What is the formula to find $a_k = \frac{1}{k} + \frac{1}{2(k+1)}+ \frac{1}{3(k+2)} + \dots $ for any $k \in \mathbb{N}^+$?
We have
\begin{align*} \sum_{n=k}^\infty\frac1{n(n-k+1)}&=\sum_{n=0}^\infty\frac1{(n+k)(n+1)}\\ &=\frac{1}{k-1}\sum_{n=0}^\infty\left[\frac1{n+1}-\frac1{n+k}\right]\\ &=\frac{1}{k-1}\lim_{m\to\infty}\sum_{n=0}^{k+m}\left[\frac1{n+1}-\frac1{n+k}\right]\\ \end{align*}
Notice that
\begin{align*} \sum_{n=0}^{k+m}\frac1{n+1}&=1+\frac{1}{2}+\dots+\frac{1}{k-1}+\color{red}{\frac1{k}+\frac1{k+1}+\dots+\frac1{k+m+1}}\\ \sum_{n=0}^{k+m}\frac1{n+k}&=\color{red}{\frac1k+\frac1{k+1}+\dots+\frac1{k+m+1}}+\frac1{k+m+2}+\dots+\frac1{2k+m-1}+\frac1{2k+m} \end{align*}
Therefore,
\begin{align*} \sum_{n=0}^{k+m}\left[\frac1{n+1}-\frac1{n+k}\right]&=1+\frac 12+\dots+\frac1{k-1}-\frac1{k+m+2}-\dots-\frac1{2k+m}\\ &=H_{k-1}-\sum_{n=2}^k\frac1{k+m+n}, \end{align*}
where $H_{k-1}$ is the $(k-1)$th harmonic number.
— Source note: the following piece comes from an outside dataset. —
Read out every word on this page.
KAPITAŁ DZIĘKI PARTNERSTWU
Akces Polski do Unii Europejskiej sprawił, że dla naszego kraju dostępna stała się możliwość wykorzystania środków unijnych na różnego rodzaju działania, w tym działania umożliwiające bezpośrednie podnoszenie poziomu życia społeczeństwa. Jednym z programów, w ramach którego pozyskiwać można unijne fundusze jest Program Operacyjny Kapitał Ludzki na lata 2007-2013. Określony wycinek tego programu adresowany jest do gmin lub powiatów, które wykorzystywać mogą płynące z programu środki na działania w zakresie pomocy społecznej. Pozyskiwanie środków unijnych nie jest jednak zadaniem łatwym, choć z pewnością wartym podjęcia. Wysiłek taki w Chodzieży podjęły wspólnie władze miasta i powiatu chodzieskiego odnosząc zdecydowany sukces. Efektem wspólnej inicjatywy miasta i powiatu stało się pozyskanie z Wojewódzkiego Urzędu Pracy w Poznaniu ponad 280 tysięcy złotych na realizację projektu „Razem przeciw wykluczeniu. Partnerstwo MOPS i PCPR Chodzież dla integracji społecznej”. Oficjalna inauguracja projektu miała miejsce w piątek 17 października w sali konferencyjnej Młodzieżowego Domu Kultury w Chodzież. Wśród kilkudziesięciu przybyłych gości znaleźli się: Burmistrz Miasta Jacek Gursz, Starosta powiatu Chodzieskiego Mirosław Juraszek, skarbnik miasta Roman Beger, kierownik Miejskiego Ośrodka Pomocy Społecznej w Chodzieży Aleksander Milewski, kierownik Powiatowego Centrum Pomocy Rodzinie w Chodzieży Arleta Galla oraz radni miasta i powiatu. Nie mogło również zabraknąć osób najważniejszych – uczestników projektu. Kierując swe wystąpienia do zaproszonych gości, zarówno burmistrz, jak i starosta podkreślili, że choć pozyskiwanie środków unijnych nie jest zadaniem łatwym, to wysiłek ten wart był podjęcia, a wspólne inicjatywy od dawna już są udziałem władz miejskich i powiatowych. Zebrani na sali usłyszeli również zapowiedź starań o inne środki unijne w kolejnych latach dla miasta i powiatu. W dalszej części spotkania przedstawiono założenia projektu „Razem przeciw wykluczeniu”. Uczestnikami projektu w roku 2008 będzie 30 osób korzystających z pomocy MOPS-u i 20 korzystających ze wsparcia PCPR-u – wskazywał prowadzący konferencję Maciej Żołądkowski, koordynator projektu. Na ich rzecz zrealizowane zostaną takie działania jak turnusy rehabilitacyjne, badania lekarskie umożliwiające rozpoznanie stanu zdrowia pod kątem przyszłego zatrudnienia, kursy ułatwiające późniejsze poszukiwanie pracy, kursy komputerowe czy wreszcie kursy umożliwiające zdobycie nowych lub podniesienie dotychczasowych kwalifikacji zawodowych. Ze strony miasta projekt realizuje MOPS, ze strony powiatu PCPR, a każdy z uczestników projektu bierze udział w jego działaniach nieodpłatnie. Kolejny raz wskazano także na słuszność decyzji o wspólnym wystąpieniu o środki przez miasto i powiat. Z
Hence,
\begin{align*} \frac{1}{k-1}\lim_{m\to\infty}\sum_{n=0}^{k+m}\left[\frac1{n+1}-\frac1{n+k}\right]&=\frac{1}{k-1}\lim_{m\to\infty}\left[H_{k-1}-\sum_{n=2}^k\frac1{k+m+n}\right]\\ &=\frac{H_{k-1}}{k-1}. \end{align*}
Hint. For $k > 1$ write the general term using partial fractions and look for eventual telescoping.